Detecting Essence Code Clones via Information Theoretic Analysis
Lida Zhao, Shihan Dou, Yutao Hu, Yueming Wu, Jiahui Wu, Chengwei Liu, Lyuye Zhang, Yi Liu, Jun Sun, Xuanjing Huang, Yang Liu
TL;DR
This work defines essence clones as core-logic–driven relationships within code blocks and introduces ECScan, an information-theoretic detector that weights lines by their information content. Using TF-IDF-inspired line weights and a four-stage pipeline (Lexical Analysis, Weight Assignment, Locate & Filter, Verify), ECScan emphasizes semantic core logic to detect essence clones regardless of peripheral differences. Evaluations on BigCloneBench and four real-world Java projects show ECScan achieves high precision and robust recall for essence and general Type-3 clones, with an average F1 around 0.85 on essence detection and competitive performance against leading detectors for broader clone types.
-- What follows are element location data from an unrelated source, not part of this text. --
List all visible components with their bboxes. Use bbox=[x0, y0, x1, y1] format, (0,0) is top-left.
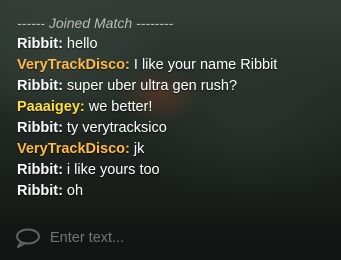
message-sender: VeryTrackDisco: bbox=[17, 141, 130, 157]
chat-log: ------ Joined Match -------- Ribbit: hel… bbox=[17, 14, 337, 203]
message-sender: Ribbit: bbox=[17, 162, 63, 178]
message-sender: VeryTrackDisco: bbox=[17, 57, 130, 73]
chat-message: Paaaigey: we better! bbox=[17, 98, 337, 119]
message-text: jk bbox=[129, 141, 145, 157]
chat-window: ------ Joined Match -------- Ribbit: hel… bbox=[0, 0, 341, 260]
message-sender: Ribbit: bbox=[17, 120, 63, 136]
chat-message: Ribbit: super uber ultra gen rush? bbox=[17, 77, 337, 98]
message-text: we better! bbox=[84, 99, 153, 115]
message-sender: Ribbit: bbox=[17, 78, 63, 94]
message-sender: Paaaigey: bbox=[17, 99, 85, 115]
chat-text-input[interactable] bbox=[50, 227, 330, 249]
message-text: hello bbox=[62, 36, 98, 52]
chat-input-bar bbox=[0, 217, 341, 260]
chat-message: Ribbit: ty verytracksico bbox=[17, 119, 337, 140]
chat-message: Ribbit: hello bbox=[17, 35, 337, 56]
message-sender: Ribbit: bbox=[17, 36, 63, 52]
chat-message: Ribbit: oh bbox=[17, 182, 337, 203]
message-text: i like yours too bbox=[62, 162, 160, 178]
chat-bubble-icon bbox=[15, 228, 41, 248]
message-text: I like your name Ribbit bbox=[129, 57, 278, 73]
chat-message: VeryTrackDisco: jk bbox=[17, 140, 337, 161]
chat-message: VeryTrackDisco: I like your name Ribbit bbox=[17, 56, 337, 77]
message-text: ty verytracksico bbox=[62, 120, 167, 136]
message-sender: Ribbit: bbox=[17, 183, 63, 199]
chat-message: Ribbit: i like yours too bbox=[17, 161, 337, 182]
message-text: super uber ultra gen rush? bbox=[62, 78, 238, 94]
message-text: oh bbox=[62, 183, 84, 199]
system-message: ------ Joined Match -------- bbox=[17, 15, 174, 31]
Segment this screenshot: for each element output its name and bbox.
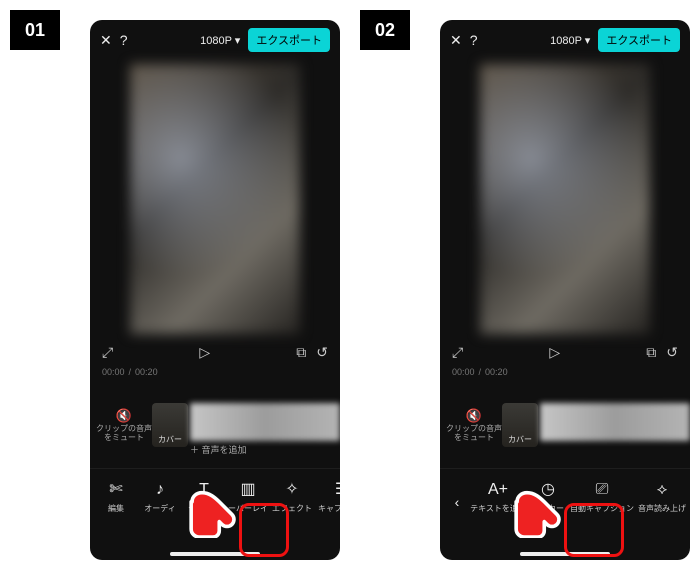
help-icon[interactable]: ? bbox=[120, 32, 128, 48]
auto-caption-icon: ⎚ bbox=[570, 481, 634, 499]
editor-screen-2: ✕ ? 1080P ▾ エクスポート ⤢ ▷ ⧉ ↺ 00:00 / 00:20… bbox=[440, 20, 690, 560]
speech-icon: ⟡ bbox=[634, 481, 690, 499]
top-bar: ✕ ? 1080P ▾ エクスポート bbox=[440, 20, 690, 60]
time-readout: 00:00 / 00:20 bbox=[90, 367, 340, 377]
playback-controls: ⤢ ▷ ⧉ ↺ bbox=[90, 338, 340, 367]
play-button[interactable]: ▷ bbox=[463, 344, 646, 361]
clip-mute-button[interactable]: 🔇 クリップの音声 をミュート bbox=[446, 409, 502, 443]
tool-edit[interactable]: ✄編集 bbox=[94, 479, 138, 514]
step-badge-01: 01 bbox=[10, 10, 60, 50]
add-audio-button[interactable]: ＋ 音声を追加 bbox=[190, 443, 247, 456]
close-icon[interactable]: ✕ bbox=[450, 32, 462, 49]
clip-track[interactable] bbox=[190, 403, 340, 441]
mute-icon: 🔇 bbox=[96, 409, 152, 423]
scissors-icon: ✄ bbox=[94, 479, 138, 499]
time-readout: 00:00 / 00:20 bbox=[440, 367, 690, 377]
home-indicator bbox=[520, 552, 610, 556]
editor-screen-1: ✕ ? 1080P ▾ エクスポート ⤢ ▷ ⧉ ↺ 00:00 / 00:20… bbox=[90, 20, 340, 560]
toolbar-back[interactable]: ‹ bbox=[444, 494, 470, 514]
clip-mute-button[interactable]: 🔇 クリップの音声 をミュート bbox=[96, 409, 152, 443]
time-current: 00:00 bbox=[452, 367, 475, 377]
video-preview[interactable] bbox=[480, 64, 650, 334]
tool-caption[interactable]: ☷キャプション bbox=[314, 479, 340, 514]
export-button[interactable]: エクスポート bbox=[598, 28, 680, 52]
help-icon[interactable]: ? bbox=[470, 32, 478, 48]
mute-icon: 🔇 bbox=[446, 409, 502, 423]
undo-icon[interactable]: ↺ bbox=[666, 344, 678, 361]
text-icon: T bbox=[182, 481, 226, 499]
chevron-left-icon: ‹ bbox=[444, 494, 470, 510]
tool-read-aloud[interactable]: ⟡音声読み上げ bbox=[634, 481, 690, 514]
add-text-icon: A+ bbox=[470, 481, 526, 499]
undo-icon[interactable]: ↺ bbox=[316, 344, 328, 361]
star-icon: ✧ bbox=[270, 479, 314, 499]
time-current: 00:00 bbox=[102, 367, 125, 377]
tool-audio[interactable]: ♪オーディ bbox=[138, 481, 182, 514]
time-total: 00:20 bbox=[135, 367, 158, 377]
tool-auto-caption[interactable]: ⎚自動キャプション bbox=[570, 481, 634, 514]
overlay-icon: ▥ bbox=[226, 479, 270, 499]
tool-sticker[interactable]: ◷テッカー bbox=[526, 479, 570, 514]
top-bar: ✕ ? 1080P ▾ エクスポート bbox=[90, 20, 340, 60]
video-preview[interactable] bbox=[130, 64, 300, 334]
copy-icon[interactable]: ⧉ bbox=[646, 344, 656, 361]
tool-effect[interactable]: ✧エフェクト bbox=[270, 479, 314, 514]
clip-track[interactable] bbox=[540, 403, 690, 441]
main-toolbar: ✄編集 ♪オーディ Tテキスト ▥ーバーレイ ✧エフェクト ☷キャプション ▥テ… bbox=[90, 469, 340, 520]
clip-cover-thumb[interactable]: カバー bbox=[152, 403, 188, 447]
tool-add-text[interactable]: A+テキストを追加 bbox=[470, 481, 526, 514]
playback-controls: ⤢ ▷ ⧉ ↺ bbox=[440, 338, 690, 367]
home-indicator bbox=[170, 552, 260, 556]
clip-cover-thumb[interactable]: カバー bbox=[502, 403, 538, 447]
timeline[interactable]: 🔇 クリップの音声 をミュート カバー bbox=[440, 391, 690, 469]
close-icon[interactable]: ✕ bbox=[100, 32, 112, 49]
copy-icon[interactable]: ⧉ bbox=[296, 344, 306, 361]
time-total: 00:20 bbox=[485, 367, 508, 377]
note-icon: ♪ bbox=[138, 481, 182, 499]
fullscreen-icon[interactable]: ⤢ bbox=[102, 344, 113, 361]
export-button[interactable]: エクスポート bbox=[248, 28, 330, 52]
clock-icon: ◷ bbox=[526, 479, 570, 499]
resolution-button[interactable]: 1080P ▾ bbox=[550, 34, 590, 47]
text-toolbar: ‹ A+テキストを追加 ◷テッカー ⎚自動キャプション ⟡音声読み上げ ▥テキス… bbox=[440, 469, 690, 520]
fullscreen-icon[interactable]: ⤢ bbox=[452, 344, 463, 361]
caption-icon: ☷ bbox=[314, 479, 340, 499]
step-badge-02: 02 bbox=[360, 10, 410, 50]
resolution-button[interactable]: 1080P ▾ bbox=[200, 34, 240, 47]
play-button[interactable]: ▷ bbox=[113, 344, 296, 361]
timeline[interactable]: 🔇 クリップの音声 をミュート カバー ＋ 音声を追加 bbox=[90, 391, 340, 469]
tool-text[interactable]: Tテキスト bbox=[182, 481, 226, 514]
tool-overlay[interactable]: ▥ーバーレイ bbox=[226, 479, 270, 514]
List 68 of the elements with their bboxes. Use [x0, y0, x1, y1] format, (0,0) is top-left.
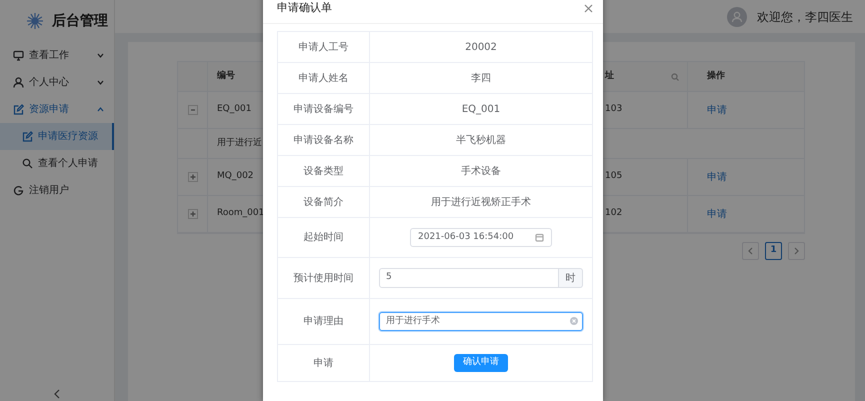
- welcome-text: 欢迎您，李四医生: [757, 8, 853, 26]
- close-button[interactable]: [584, 4, 593, 13]
- apply-link[interactable]: 申请: [707, 170, 727, 184]
- search-icon: [22, 158, 33, 169]
- field-label: 起始时间: [304, 230, 344, 245]
- dialog-title: 申请确认单: [277, 0, 332, 16]
- table-cell-text: 103: [605, 103, 622, 116]
- expand-toggle[interactable]: [188, 105, 198, 115]
- menu-item[interactable]: 注销用户: [0, 177, 114, 204]
- number-field[interactable]: 5: [379, 268, 559, 288]
- chevron-left-icon: [748, 247, 753, 255]
- calendar-icon: [535, 233, 544, 242]
- edit-icon: [22, 131, 33, 142]
- field-label: 申请: [314, 356, 334, 370]
- minus-icon: [190, 107, 196, 113]
- menu-item[interactable]: 查看工作: [0, 42, 114, 69]
- submenu-item[interactable]: 申请医疗资源: [0, 123, 114, 150]
- field-value: 李四: [471, 72, 491, 86]
- field-value: EQ_001: [462, 102, 500, 116]
- app-title: 后台管理: [52, 12, 108, 30]
- table-cell-text: 105: [605, 170, 622, 184]
- reason-field[interactable]: 用于进行手术: [379, 312, 583, 331]
- edit-icon: [13, 104, 24, 115]
- expand-toggle[interactable]: [188, 209, 198, 219]
- monitor-icon: [13, 50, 24, 61]
- menu-item[interactable]: 资源申请: [0, 96, 114, 123]
- field-label: 申请人姓名: [298, 72, 348, 86]
- table-cell-text: MQ_002: [217, 170, 254, 184]
- apply-link[interactable]: 申请: [707, 206, 727, 222]
- search-icon: [671, 72, 679, 80]
- field-label: 预计使用时间: [294, 272, 354, 286]
- field-value: 半飞秒机器: [456, 134, 506, 148]
- next-page-button[interactable]: [788, 242, 805, 260]
- field-label: 设备类型: [304, 164, 344, 178]
- field-value: 手术设备: [461, 164, 501, 178]
- table-cell-text: EQ_001: [217, 103, 252, 116]
- logout-icon: [13, 185, 24, 196]
- field-label: 申请人工号: [298, 40, 348, 54]
- logo-icon: [26, 12, 44, 30]
- date-field[interactable]: 2021-06-03 16:54:00: [410, 228, 552, 247]
- avatar-icon: [727, 6, 747, 26]
- submenu-item[interactable]: 查看个人申请: [0, 150, 114, 177]
- field-label: 申请理由: [304, 314, 344, 329]
- menu-item[interactable]: 个人中心: [0, 69, 114, 96]
- detail-text: 用于进行近: [217, 136, 262, 150]
- unit-addon: 时: [559, 268, 583, 288]
- prev-page-button[interactable]: [742, 242, 759, 260]
- expand-toggle[interactable]: [188, 172, 198, 182]
- field-value: 20002: [465, 40, 497, 54]
- field-label: 申请设备名称: [294, 134, 354, 148]
- apply-link[interactable]: 申请: [707, 102, 727, 118]
- table-cell-text: Room_001: [217, 207, 264, 220]
- field-label: 申请设备编号: [294, 102, 354, 116]
- plus-icon: [190, 211, 196, 217]
- plus-icon: [190, 174, 196, 180]
- user-icon: [13, 77, 24, 88]
- column-header: 编号: [217, 70, 235, 83]
- field-value: 用于进行近视矫正手术: [431, 196, 531, 210]
- column-header: 址: [605, 70, 614, 83]
- clear-icon: [570, 317, 578, 325]
- field-label: 设备简介: [304, 196, 344, 210]
- page-button[interactable]: 1: [765, 242, 782, 260]
- chevron-right-icon: [794, 247, 799, 255]
- table-cell-text: 102: [605, 207, 622, 220]
- collapse-icon: [53, 389, 61, 399]
- column-header: 操作: [707, 70, 725, 83]
- close-icon: [584, 4, 593, 13]
- confirm-button[interactable]: 确认申请: [454, 354, 508, 372]
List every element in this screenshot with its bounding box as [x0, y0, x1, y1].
The method demonstrates scalable performance and practical utility for developers seeking to improve code quality and maintainability by focusing on semantically meaningful code segments, while also acknowledging limitations in extremely large datasets and edge cases with little core logic.
Abstract
Code cloning, a widespread practice in software development, involves replicating code fragments to save time but often at the expense of software maintainability and quality. In this paper, we address the specific challenge of detecting "essence clones", a complex subtype of Type-3 clones characterized by sharing critical logic despite different peripheral codes. Traditional techniques often fail to detect essence clones due to their syntactic focus. To overcome this limitation, we introduce ECScan, a novel detection tool that leverages information theory to assess the semantic importance of code lines. By assigning weights to each line based on its information content, ECScan emphasizes core logic over peripheral code differences. Our comprehensive evaluation across various real-world projects shows that ECScan significantly outperforms existing tools in detecting essence clones, achieving an average F1-score of 85%. It demonstrates robust performance across all clone types and offers exceptional scalability. This study advances clone detection by providing a practical tool for developers to enhance code quality and reduce maintenance burdens, emphasizing the semantic aspects of code through an innovative information-theoretic approach.